Além dos possíveis impactos climáticos e ambientais, há dois senões no raciocínio do presidente e de boa parte do seu ministério. O primeiro é que não há nada que vincule uma futura renda da exploração da Foz do Amazonas, caso seja encontrado petróleo ali, à erradicação da pobreza. O segundo é que, se de fato houver um movimento para conter a mudança do clima, é possível que não haja compradores para esse petróleo ou que o preço caia tanto que não compense seus custos de extração.
Na entrevista de que Artaxo participou no dia 14 de agosto, a colombiana Paola Yanguas Parra, especialista em energia do Instituto Internacional para o Desenvolvimento Sustentável (IISD, na sigla em inglês), salientou essa incoerência. Tal como o Brasil, observou ela, quase todos os países petrolíferos têm o discurso de que estão fazendo a transição energética interna e que vão aumentar a produção para exportar. “O problema é que, se somarmos todas as intenções de continuar aumentando a produção e a exportação, enquanto todos reduzem o uso e a dependência do petróleo, a oferta será maior do que a demanda”, disse Yanguas. “Todos os países querem ser o último produtor de petróleo, mas pode ser que todos terminem tentando vendê-lo a preços muitos baixos, que não tornem rentáveis a maioria dos projetos novos.”
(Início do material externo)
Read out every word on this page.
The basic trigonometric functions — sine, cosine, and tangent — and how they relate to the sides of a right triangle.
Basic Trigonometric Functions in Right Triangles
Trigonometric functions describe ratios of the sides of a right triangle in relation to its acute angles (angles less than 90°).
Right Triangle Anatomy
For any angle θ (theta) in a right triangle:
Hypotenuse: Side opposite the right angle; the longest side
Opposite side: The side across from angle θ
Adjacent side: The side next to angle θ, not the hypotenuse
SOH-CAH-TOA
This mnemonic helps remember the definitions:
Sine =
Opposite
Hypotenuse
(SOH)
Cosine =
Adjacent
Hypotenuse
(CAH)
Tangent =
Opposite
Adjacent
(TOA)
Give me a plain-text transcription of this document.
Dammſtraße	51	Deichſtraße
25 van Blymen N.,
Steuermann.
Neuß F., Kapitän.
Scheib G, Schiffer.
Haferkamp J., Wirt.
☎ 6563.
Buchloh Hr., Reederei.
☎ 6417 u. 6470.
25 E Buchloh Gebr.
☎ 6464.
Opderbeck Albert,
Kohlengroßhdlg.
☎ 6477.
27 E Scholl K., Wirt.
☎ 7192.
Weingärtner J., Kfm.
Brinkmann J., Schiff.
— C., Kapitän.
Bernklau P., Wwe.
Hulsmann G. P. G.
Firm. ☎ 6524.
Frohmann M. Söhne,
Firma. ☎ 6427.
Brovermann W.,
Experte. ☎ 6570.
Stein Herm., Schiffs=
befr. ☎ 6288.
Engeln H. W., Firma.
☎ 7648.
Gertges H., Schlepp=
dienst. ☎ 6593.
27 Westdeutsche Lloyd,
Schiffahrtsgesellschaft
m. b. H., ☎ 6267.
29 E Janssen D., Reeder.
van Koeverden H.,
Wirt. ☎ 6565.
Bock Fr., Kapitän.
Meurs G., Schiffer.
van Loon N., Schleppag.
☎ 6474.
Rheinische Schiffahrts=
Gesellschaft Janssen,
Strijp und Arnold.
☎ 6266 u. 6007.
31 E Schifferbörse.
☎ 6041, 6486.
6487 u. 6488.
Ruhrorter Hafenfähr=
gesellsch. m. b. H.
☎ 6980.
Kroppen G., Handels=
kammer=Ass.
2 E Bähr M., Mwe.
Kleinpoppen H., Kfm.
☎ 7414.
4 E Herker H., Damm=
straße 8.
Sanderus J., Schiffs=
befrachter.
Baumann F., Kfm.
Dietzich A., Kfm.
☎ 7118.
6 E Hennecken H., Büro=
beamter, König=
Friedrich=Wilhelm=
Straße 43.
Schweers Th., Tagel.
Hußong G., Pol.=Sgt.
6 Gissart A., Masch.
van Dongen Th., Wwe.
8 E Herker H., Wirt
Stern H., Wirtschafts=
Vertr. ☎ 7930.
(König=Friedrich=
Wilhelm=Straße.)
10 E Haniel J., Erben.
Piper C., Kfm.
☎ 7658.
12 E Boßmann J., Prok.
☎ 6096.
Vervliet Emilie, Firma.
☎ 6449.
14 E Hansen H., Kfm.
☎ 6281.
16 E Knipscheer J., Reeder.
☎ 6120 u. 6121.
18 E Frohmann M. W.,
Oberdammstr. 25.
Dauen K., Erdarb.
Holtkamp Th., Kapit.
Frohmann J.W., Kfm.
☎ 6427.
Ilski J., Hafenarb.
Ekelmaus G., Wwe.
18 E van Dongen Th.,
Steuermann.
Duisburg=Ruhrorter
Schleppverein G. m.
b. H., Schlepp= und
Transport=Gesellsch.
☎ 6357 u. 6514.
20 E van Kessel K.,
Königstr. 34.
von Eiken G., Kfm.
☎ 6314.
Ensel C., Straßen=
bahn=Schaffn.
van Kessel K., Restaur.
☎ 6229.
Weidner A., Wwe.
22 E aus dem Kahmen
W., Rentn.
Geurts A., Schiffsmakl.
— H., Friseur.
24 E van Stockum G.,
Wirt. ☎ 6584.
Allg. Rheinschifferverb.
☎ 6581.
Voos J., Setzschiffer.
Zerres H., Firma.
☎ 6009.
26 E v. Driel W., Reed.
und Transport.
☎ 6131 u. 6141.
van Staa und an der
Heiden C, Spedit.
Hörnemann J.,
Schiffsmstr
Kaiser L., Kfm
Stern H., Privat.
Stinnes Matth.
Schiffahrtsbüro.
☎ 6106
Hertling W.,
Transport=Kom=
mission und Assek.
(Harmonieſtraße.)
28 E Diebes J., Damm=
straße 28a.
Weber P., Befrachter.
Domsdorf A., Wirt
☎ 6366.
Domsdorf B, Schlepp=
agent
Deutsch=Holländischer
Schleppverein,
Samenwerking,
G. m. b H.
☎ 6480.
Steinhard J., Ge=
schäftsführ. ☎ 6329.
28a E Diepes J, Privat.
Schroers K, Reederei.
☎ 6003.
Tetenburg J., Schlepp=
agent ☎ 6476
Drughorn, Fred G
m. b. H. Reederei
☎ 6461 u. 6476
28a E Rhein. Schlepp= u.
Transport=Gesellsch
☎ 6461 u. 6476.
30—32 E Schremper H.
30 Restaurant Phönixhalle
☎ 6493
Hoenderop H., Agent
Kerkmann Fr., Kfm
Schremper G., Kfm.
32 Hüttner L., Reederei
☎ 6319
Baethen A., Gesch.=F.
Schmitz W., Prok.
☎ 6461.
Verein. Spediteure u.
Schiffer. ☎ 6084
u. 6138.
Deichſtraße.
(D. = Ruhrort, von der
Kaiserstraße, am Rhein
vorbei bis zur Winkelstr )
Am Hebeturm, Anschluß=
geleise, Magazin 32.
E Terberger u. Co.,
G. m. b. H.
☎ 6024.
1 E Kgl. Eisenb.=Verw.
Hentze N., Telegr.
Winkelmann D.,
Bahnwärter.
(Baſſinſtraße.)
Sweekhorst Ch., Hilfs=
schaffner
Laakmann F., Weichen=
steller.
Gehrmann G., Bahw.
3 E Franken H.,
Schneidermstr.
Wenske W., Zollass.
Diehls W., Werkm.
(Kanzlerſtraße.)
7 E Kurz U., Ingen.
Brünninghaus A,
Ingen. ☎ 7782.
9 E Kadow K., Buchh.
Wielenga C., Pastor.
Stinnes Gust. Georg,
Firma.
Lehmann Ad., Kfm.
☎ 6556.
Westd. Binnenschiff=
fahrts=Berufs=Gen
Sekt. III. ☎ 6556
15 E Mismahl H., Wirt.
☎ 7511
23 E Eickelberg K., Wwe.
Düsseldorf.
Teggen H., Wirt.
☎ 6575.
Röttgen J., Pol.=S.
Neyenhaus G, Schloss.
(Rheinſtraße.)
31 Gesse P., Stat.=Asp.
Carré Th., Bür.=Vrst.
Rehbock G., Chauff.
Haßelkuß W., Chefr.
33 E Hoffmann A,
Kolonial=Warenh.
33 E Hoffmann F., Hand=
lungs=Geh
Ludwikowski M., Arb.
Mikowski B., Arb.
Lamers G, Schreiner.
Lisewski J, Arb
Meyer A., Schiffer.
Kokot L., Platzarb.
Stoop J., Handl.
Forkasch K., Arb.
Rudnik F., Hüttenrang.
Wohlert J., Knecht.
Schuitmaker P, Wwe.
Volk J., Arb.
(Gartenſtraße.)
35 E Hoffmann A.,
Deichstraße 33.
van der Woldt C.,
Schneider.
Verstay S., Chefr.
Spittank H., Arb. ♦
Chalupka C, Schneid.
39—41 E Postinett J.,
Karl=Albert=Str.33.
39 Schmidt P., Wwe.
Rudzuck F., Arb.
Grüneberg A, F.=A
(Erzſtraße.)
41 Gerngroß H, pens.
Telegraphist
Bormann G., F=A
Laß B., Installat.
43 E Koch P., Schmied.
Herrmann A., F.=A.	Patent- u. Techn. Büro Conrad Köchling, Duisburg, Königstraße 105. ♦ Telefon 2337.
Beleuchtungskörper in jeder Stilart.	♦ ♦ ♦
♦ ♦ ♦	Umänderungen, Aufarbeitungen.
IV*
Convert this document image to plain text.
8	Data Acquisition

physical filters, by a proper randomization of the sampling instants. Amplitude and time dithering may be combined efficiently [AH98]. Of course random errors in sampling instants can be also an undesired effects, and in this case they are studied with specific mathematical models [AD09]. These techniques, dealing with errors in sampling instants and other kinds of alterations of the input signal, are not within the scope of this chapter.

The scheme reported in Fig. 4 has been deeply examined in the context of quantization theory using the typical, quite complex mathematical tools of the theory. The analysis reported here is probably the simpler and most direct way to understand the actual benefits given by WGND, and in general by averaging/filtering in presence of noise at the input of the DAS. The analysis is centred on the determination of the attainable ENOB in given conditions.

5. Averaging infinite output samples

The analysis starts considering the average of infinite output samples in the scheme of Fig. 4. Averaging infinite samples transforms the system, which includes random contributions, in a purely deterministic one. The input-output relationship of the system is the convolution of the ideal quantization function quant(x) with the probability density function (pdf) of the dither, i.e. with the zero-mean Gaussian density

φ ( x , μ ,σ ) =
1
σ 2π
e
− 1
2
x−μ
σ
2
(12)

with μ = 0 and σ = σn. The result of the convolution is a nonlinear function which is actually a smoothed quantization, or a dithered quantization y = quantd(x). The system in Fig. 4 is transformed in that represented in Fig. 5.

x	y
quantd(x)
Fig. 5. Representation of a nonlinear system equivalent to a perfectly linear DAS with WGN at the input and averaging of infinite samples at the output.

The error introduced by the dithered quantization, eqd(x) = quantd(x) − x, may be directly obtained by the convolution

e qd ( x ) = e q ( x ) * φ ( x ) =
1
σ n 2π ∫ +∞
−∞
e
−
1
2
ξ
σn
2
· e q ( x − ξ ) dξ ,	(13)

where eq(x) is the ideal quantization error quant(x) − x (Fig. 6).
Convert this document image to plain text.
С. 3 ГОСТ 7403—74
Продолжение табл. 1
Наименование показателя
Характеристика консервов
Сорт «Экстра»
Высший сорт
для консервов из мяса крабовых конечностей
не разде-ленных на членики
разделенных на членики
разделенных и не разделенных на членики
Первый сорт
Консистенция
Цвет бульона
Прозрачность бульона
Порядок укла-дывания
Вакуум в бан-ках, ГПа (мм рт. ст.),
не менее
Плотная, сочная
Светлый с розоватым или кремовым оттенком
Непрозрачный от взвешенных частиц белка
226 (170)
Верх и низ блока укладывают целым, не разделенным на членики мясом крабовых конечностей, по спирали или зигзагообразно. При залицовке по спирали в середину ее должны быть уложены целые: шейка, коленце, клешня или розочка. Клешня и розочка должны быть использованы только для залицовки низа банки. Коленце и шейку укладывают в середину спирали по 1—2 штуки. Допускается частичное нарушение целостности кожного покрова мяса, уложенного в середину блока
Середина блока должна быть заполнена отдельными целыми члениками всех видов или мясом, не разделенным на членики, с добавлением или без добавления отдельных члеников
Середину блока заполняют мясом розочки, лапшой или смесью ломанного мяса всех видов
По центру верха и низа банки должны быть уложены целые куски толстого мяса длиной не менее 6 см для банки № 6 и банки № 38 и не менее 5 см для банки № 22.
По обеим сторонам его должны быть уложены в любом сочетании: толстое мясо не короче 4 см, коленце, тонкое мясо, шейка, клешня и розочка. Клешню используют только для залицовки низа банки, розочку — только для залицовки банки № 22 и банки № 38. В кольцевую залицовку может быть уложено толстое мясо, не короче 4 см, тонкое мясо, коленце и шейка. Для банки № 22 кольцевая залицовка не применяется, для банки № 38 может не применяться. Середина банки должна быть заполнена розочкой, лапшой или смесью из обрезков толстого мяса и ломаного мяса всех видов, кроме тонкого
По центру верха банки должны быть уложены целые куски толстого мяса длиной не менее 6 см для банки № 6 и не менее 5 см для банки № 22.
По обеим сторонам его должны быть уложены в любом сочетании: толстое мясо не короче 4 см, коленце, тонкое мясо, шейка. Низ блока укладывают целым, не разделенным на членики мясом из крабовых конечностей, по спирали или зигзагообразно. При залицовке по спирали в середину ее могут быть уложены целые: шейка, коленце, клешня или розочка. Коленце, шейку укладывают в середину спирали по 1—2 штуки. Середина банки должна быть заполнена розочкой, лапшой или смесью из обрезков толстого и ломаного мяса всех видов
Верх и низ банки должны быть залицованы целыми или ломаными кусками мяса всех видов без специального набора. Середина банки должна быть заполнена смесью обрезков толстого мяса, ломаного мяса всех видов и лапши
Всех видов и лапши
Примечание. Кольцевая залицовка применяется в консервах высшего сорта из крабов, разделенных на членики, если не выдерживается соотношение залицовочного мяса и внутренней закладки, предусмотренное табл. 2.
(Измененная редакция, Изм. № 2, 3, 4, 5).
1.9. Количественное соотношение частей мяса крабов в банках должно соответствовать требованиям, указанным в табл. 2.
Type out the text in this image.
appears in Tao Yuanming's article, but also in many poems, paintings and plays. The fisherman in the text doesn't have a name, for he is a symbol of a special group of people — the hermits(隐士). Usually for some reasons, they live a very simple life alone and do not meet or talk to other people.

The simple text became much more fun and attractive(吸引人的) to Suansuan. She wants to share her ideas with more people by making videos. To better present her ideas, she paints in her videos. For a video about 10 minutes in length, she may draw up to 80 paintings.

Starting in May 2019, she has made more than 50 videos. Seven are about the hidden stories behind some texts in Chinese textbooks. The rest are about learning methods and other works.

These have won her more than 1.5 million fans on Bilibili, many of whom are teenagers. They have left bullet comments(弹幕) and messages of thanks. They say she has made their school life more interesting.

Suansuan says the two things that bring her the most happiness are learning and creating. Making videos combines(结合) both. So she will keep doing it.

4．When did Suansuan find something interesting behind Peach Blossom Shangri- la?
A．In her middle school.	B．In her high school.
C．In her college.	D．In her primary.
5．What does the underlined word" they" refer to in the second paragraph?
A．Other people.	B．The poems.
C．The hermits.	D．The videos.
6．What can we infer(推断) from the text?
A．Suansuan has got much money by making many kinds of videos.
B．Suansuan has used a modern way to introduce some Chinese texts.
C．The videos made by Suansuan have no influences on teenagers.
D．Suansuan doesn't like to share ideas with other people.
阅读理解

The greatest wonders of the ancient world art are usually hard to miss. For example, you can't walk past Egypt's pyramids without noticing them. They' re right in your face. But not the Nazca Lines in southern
Sem medo de repetir o que parece óbvio, Paulo Artaxo conclui que, além de uma questão de comunicação, a mudança do clima é igualmente “uma questão de transição para um mundo sustentável”. No Museu do Amanhã, ele lembrou que a humanidade já passou por várias transições, entre elas a Revolução Industrial, e agora está diante de uma nova. “O modelo econômico que nos foi imposto já se mostra inviável, mesmo a curtíssimo prazo, porque ele é baseado no aumento das desigualdades sociais e no esgotamento dos recursos naturais do nosso planeta. E isso já era. Não há futuro se nós não mudarmos”, disse o cientista.